Cranky PC

UN Secretary-General Kofi Annan unveiled the first working prototype of a $100 laptop at the World Summit on the Information Society in Tunis, Tunisia.

Annan was joined by his wife, Nane Annan, and Nicholas Negroponte, chairman and co-founder of the Media Lab at MIT, in presenting the laptop to the 200-nation gathering.

The $100 laptop, first announced by Negroponte at the World Economic Forum in January 2005, is an ultra-low-cost, full-featured computer designed to ‘enhance children’s primary and secondary education worldwide’.

It is a joint project of the Media Lab and the nonprofit One Laptop per Child (OLPC) association, which aims to equip the world’s schoolchildren and their teachers with a personal, portable, connected computer.
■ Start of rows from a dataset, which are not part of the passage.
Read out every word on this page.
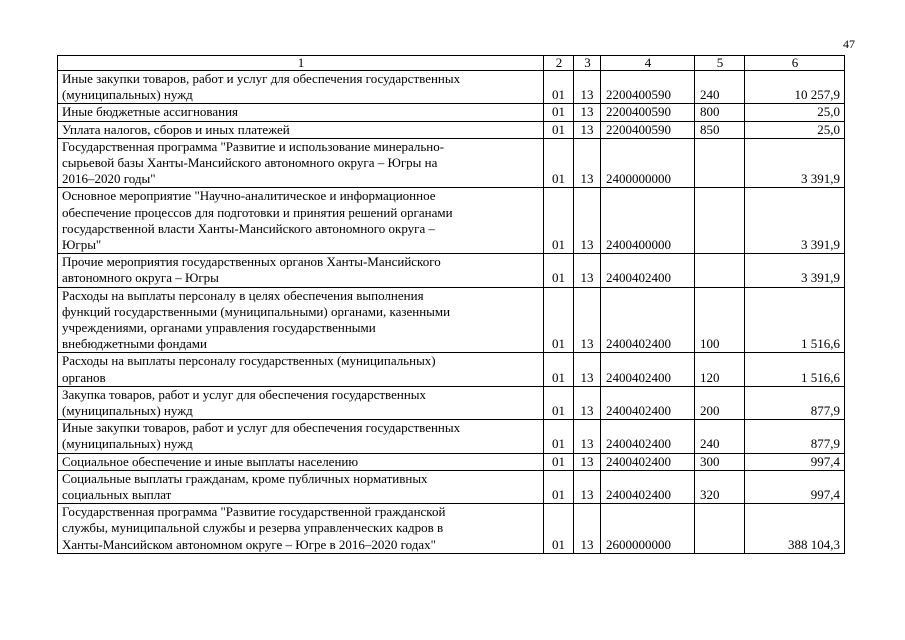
47
1	2	3	4	5	6

Иные закупки товаров, работ и услуг для обеспечения государственных
(муниципальных) нужд	01	13	2200400590	240	10 257,9

Иные бюджетные ассигнования	01	13	2200400590	800	25,0

Уплата налогов, сборов и иных платежей	01	13	2200400590	850	25,0

Государственная программа "Развитие и использование минерально-
сырьевой базы Ханты-Мансийского автономного округа – Югры на
2016–2020 годы"	01	13	2400000000		3 391,9

Основное мероприятие "Научно-аналитическое и информационное
обеспечение процессов для подготовки и принятия решений органами
государственной власти Ханты-Мансийского автономного округа –
Югры"	01	13	2400400000		3 391,9

Прочие мероприятия государственных органов Ханты-Мансийского
автономного округа – Югры	01	13	2400402400		3 391,9

Расходы на выплаты персоналу в целях обеспечения выполнения
функций государственными (муниципальными) органами, казенными
учреждениями, органами управления государственными
внебюджетными фондами	01	13	2400402400	100	1 516,6

Расходы на выплаты персоналу государственных (муниципальных)
органов	01	13	2400402400	120	1 516,6

Закупка товаров, работ и услуг для обеспечения государственных
(муниципальных) нужд	01	13	2400402400	200	877,9

Иные закупки товаров, работ и услуг для обеспечения государственных
(муниципальных) нужд	01	13	2400402400	240	877,9

Социальное обеспечение и иные выплаты населению	01	13	2400402400	300	997,4

Социальные выплаты гражданам, кроме публичных нормативных
социальных выплат	01	13	2400402400	320	997,4

Государственная программа "Развитие государственной гражданской
службы, муниципальной службы и резерва управленческих кадров в
Ханты-Мансийском автономном округе – Югре в 2016–2020 годах"	01	13	2600000000		388 104,3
OLPC is a Delaware-based, nonprofit organization created by faculty members from the MIT Media Lab to design, manufacture and distribute laptops that are sufficiently inexpensive to provide every child in the world access to knowledge and modern forms of education.

"The $100 laptop is inspiring in many respects," said Annan. "It is an impressive technical achievement, able to do almost everything that larger, more expensive computers can do. It holds the promise of major advances in economic and social development. But perhaps most important is the true meaning of 'one laptop per child.' This is not just a matter of giving a laptop to each child, as if bestowing on them some magical charm. The magic lies within -- within each child, within each scientist-, scholar-, or just plain citizen-in-the-making. This initiative is meant to bring it forth into the light of day."

The laptops will be sold to governments and issued to children by schools on a basis of one laptop per child. These machines will be rugged, Linux-based, and so energy-efficient that hand-cranking alone will generate sufficient power for operation.